Insurance companies are requesting premium increases of 15% or more for 2026—the largest increases in more than five years. But that's just the beginning. When the enhanced premium tax credits expire at the end of 2025, out-of-pocket premium payments for subsidized enrollees will increase by over 75%.
And here's where the cruel mathematics of insurance markets kicks in. When premiums spike, the first people to drop coverage are the healthy ones who figure they can risk going without insurance. That leaves the insurance pools with sicker, more expensive patients, which drives costs even higher in a vicious cycle.
The Congressional Budget Office estimates that letting the enhanced subsidies expire will increase the number of uninsured by 4.2 million people. But that's just the direct effect. As healthy people leave the market, the risk pools get sicker and more expensive, potentially triggering even more people to drop coverage.

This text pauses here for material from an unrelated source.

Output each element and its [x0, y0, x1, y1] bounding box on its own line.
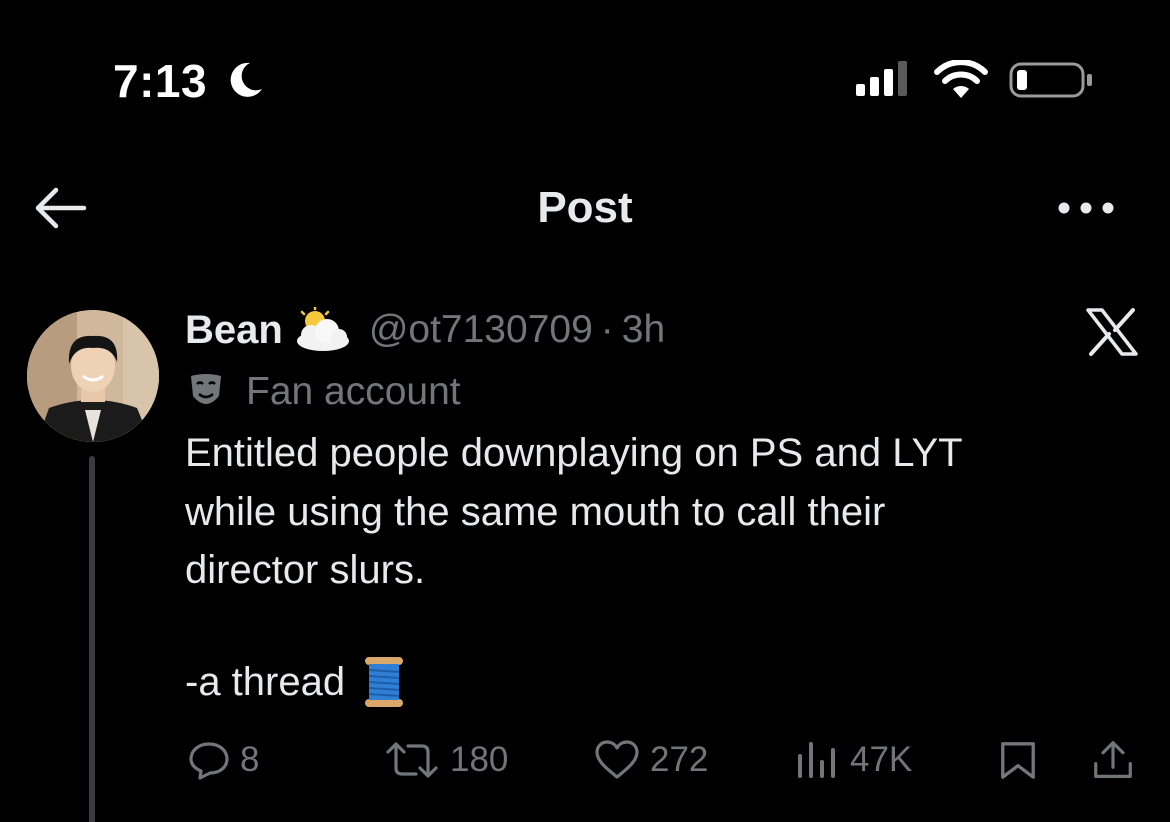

Meanwhile, the One Big Beautiful Bill is throwing millions more people off Medicaid through work requirements and other restrictions.
As we’ve noted before on Meidas, when these people lose Medicaid, they don't just disappear. They show up at emergency rooms when they get sick, and hospitals are legally required to treat them regardless of ability to pay. Those costs get passed on to everyone else in the form of higher prices for insured patients.
State budgets, already strained by reduced federal Medicaid funding, will be forced to cut other programs or raise taxes to make up the difference. Either way, working families pay the price.
Corporate America is already struggling with healthcare costs. The average family premium for employer-sponsored coverage has been rising faster than wages for years. Companies are responding by shifting more costs to employees through higher deductibles and co-pays, or by dropping coverage altogether for part-time workers.
So let's be clear about who wins and who loses in this scenario. The losers are sick people who can't afford care, hospitals and providers who won't get paid for treating uninsured patients, companies struggling with rising healthcare costs, and basically every American who isn't a shareholder in an insurance or pharmaceutical company.
The winners? Insurance companies and pharmaceutical companies who can manage risks and manipulate reimbursements to maintain profitability no matter how many people suffer. They've built a system where they literally profit from human misery, and they're very good at it.
Healthcare costs are reaching maximum pain levels for individuals and families, with stunning increases starting next year. We're creating a system where only the wealthy can afford to get sick, while everyone else either goes without care or goes bankrupt trying to pay for it.